Spain’s centrist parties contained a far-right surge in Sunday’s European parliament elections that is shaking governments in neighbouring countries, helping to bolster Prime Minister Pedro Sanchez’s standing as one of the European centre-left’s leading figures.
The centre-right People’s Party and Sanchez’s Socialists (PSOE) gained two-thirds of the vote, up from about half of the share in 2019, winning a combined 42 of the available 61 seats. While the anti-immigration Vox party’s vote share rose to 9.6 per cent from 6.2 per cent in 2019, it fell from last year’s national election, when it won 12.4 per cent.
“Spain is well placed in the new European parliament,” Molina said “It is the only member country where both main parties are pro-European.”
Alberto Nunez Feijoo’s People’s Party gained ground from last year’s national election, with his party gaining 1 percentage point.
He had called for the EU elections to be a plebiscite on Sanchez, who has been criticised by some Spaniards for granting a controversial amnesty to Catalan separatists in exchange for parliamentary support to his bid to another term as prime minister.
Feijoo said the People’s Party’s results were the best in 25 years in Europe and said that “every time the People’s Party has won a European election it has won the next general election”.

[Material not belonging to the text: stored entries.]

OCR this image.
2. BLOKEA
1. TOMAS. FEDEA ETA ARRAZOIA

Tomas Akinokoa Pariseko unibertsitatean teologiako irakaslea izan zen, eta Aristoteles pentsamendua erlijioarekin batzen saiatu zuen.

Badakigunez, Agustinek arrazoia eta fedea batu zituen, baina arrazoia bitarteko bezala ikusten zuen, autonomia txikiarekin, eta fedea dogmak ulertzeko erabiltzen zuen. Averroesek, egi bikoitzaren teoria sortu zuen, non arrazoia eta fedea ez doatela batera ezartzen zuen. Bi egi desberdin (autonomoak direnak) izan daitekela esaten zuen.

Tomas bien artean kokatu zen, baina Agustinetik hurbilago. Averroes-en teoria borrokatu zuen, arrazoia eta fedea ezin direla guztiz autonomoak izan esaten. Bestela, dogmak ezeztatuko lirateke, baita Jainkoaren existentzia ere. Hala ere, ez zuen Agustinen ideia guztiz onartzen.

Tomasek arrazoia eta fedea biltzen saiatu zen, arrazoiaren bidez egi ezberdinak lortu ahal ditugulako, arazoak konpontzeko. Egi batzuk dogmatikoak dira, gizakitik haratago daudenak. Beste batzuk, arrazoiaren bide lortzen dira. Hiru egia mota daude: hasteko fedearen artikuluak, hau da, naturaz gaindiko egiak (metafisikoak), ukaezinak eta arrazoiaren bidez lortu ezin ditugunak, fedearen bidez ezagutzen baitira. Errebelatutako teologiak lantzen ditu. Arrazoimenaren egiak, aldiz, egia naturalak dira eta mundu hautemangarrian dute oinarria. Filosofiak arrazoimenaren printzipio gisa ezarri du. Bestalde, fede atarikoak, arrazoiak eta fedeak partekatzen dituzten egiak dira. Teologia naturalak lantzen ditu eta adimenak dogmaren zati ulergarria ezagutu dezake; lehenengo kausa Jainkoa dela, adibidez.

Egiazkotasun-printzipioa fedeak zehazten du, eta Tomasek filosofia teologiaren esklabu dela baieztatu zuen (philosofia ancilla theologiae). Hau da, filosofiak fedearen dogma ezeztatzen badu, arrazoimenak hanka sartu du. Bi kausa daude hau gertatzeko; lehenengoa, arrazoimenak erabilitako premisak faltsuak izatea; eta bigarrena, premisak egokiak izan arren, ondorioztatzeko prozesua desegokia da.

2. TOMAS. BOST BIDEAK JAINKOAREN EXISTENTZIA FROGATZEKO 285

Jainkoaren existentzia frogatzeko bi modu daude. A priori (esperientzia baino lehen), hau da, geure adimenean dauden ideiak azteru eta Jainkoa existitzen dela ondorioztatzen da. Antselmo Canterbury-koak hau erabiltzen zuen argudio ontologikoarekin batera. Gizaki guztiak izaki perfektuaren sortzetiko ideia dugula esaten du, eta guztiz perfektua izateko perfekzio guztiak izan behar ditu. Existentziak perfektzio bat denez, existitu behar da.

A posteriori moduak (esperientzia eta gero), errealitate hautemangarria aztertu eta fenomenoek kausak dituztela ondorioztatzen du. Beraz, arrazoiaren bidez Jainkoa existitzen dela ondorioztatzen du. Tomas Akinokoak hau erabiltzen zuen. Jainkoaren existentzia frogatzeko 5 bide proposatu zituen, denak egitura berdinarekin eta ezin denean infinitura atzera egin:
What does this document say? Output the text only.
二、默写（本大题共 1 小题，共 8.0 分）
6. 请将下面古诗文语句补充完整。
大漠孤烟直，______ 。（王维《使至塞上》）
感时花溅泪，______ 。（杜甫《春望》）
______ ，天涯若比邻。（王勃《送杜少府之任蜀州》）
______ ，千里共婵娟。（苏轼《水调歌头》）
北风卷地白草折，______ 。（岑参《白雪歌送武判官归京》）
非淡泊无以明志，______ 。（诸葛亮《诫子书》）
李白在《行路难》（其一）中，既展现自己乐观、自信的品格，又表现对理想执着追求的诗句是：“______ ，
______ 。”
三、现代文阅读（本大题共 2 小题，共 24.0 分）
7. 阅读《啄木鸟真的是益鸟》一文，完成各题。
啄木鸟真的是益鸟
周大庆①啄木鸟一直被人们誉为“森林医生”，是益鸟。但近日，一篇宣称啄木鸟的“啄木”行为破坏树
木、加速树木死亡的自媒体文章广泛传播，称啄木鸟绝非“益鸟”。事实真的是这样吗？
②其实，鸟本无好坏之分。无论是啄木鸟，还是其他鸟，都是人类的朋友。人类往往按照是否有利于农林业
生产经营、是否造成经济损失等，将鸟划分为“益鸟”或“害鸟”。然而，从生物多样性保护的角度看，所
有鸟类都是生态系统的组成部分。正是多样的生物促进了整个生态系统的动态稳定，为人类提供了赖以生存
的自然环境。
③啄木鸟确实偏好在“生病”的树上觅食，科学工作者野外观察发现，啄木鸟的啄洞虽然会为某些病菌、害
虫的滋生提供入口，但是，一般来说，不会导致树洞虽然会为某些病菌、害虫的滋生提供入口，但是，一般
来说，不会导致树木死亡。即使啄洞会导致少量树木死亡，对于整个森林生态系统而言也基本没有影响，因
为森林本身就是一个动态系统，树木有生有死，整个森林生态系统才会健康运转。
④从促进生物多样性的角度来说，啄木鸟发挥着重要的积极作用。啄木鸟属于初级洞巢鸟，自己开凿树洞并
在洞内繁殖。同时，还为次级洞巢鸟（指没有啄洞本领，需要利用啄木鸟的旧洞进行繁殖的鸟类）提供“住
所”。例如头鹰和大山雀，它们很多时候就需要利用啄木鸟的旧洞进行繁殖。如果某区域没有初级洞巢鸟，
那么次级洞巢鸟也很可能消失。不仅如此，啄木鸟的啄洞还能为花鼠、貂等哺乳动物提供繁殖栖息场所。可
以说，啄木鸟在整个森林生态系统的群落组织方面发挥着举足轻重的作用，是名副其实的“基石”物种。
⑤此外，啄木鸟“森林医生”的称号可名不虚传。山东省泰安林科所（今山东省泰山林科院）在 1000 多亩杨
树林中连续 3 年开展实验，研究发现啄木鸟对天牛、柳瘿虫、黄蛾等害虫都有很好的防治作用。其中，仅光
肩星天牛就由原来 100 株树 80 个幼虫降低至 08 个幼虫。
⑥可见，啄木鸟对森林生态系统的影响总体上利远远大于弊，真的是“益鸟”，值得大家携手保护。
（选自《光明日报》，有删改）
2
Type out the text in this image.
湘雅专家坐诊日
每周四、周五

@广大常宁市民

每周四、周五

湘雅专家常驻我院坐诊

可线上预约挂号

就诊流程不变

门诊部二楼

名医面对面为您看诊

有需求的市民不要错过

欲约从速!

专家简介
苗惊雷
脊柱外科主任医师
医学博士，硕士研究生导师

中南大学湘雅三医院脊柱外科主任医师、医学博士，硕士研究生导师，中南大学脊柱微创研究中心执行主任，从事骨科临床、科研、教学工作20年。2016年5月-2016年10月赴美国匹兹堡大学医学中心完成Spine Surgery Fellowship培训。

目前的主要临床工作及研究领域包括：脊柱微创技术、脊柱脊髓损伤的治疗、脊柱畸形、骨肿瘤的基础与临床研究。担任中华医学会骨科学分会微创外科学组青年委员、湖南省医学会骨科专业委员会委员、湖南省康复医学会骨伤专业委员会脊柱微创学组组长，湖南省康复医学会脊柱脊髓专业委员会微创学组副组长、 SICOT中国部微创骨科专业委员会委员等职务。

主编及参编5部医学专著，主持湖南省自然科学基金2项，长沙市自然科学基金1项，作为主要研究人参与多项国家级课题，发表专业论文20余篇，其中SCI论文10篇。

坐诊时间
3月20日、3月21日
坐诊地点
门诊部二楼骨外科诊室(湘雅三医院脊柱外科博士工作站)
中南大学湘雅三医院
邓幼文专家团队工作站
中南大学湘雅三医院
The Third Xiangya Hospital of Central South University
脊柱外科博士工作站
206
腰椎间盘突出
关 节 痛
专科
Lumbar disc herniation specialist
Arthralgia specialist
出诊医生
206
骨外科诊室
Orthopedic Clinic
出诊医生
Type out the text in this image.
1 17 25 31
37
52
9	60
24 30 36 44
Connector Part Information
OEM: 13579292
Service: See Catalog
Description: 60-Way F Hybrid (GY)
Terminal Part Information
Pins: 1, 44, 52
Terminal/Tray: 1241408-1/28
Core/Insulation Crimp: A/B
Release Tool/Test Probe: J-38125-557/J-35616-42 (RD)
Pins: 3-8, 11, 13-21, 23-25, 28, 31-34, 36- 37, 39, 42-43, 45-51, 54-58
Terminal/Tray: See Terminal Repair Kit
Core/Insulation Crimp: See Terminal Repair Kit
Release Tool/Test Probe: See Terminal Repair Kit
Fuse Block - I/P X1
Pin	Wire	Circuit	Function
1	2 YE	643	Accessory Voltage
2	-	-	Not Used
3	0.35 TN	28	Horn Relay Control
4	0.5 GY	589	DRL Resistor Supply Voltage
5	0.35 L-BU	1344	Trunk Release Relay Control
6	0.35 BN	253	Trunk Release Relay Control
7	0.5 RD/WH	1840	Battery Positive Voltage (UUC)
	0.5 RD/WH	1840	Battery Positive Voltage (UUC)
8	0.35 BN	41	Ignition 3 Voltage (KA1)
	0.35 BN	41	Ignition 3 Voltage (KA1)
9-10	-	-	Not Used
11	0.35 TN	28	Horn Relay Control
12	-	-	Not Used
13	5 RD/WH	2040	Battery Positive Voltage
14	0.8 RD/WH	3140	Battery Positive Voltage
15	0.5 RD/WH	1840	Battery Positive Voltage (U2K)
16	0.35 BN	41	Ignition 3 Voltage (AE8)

But the party failed to deliver a knockout punch on their main rivals even as Sanchez has endured a year of complicated negotiations with Catalan nationalists and allegations of corruption against his wife that led him to consider stepping down.
“It is a clear victory for the People’s Party, but not a crushing defeat for the PSOE,” said Pablo Simon, political scientist at Carlos III University in Madrid.
Sanchez congratulated his rivals early on Monday but celebrated his party’s results.
“The PSOE has become the only government option against the far-right wave sweeping Europe and Spain,” he said.
As Spain’s traditional parties gained in vote share, its parties on the hard left or right saw theirs diluted by competitors.
The Party is Over, a new movement set up by social media influencer Alvise Perez, emerged as competition on the far-right, gaining 4.5 per cent of the vote on a campaign to stamp out corruption in politics, in what could emerge as a “reconfiguration of the right-of-the-People’s Party space, as has already happened in other EU countries”, Madrid-based consultancy firm beBartlet wrote in a note.
Neighbouring Portugal also managed to kept the far-right Chega party in check. It won 9.8 per cent of the vote, about half of the 18 per cent vote share it managed in a national election in March.
French far-right leader Marine Le Pen’s victory “is the one I would like to have had in Portugal [but] it wasn’t possible”, Chega leader Andre Ventura said.
On the far-left in Spain, Yolanda Diaz said on Monday she was stepping down as leader of the Socialists’ junior coalition partner Sumar after the left-wing alliance’s poor performance that saw some of their votes go to Podemos, another hard-left party and former ally.
However, Diaz said she would continue as Labour Minister and one of Sanchez’s deputy prime ministers.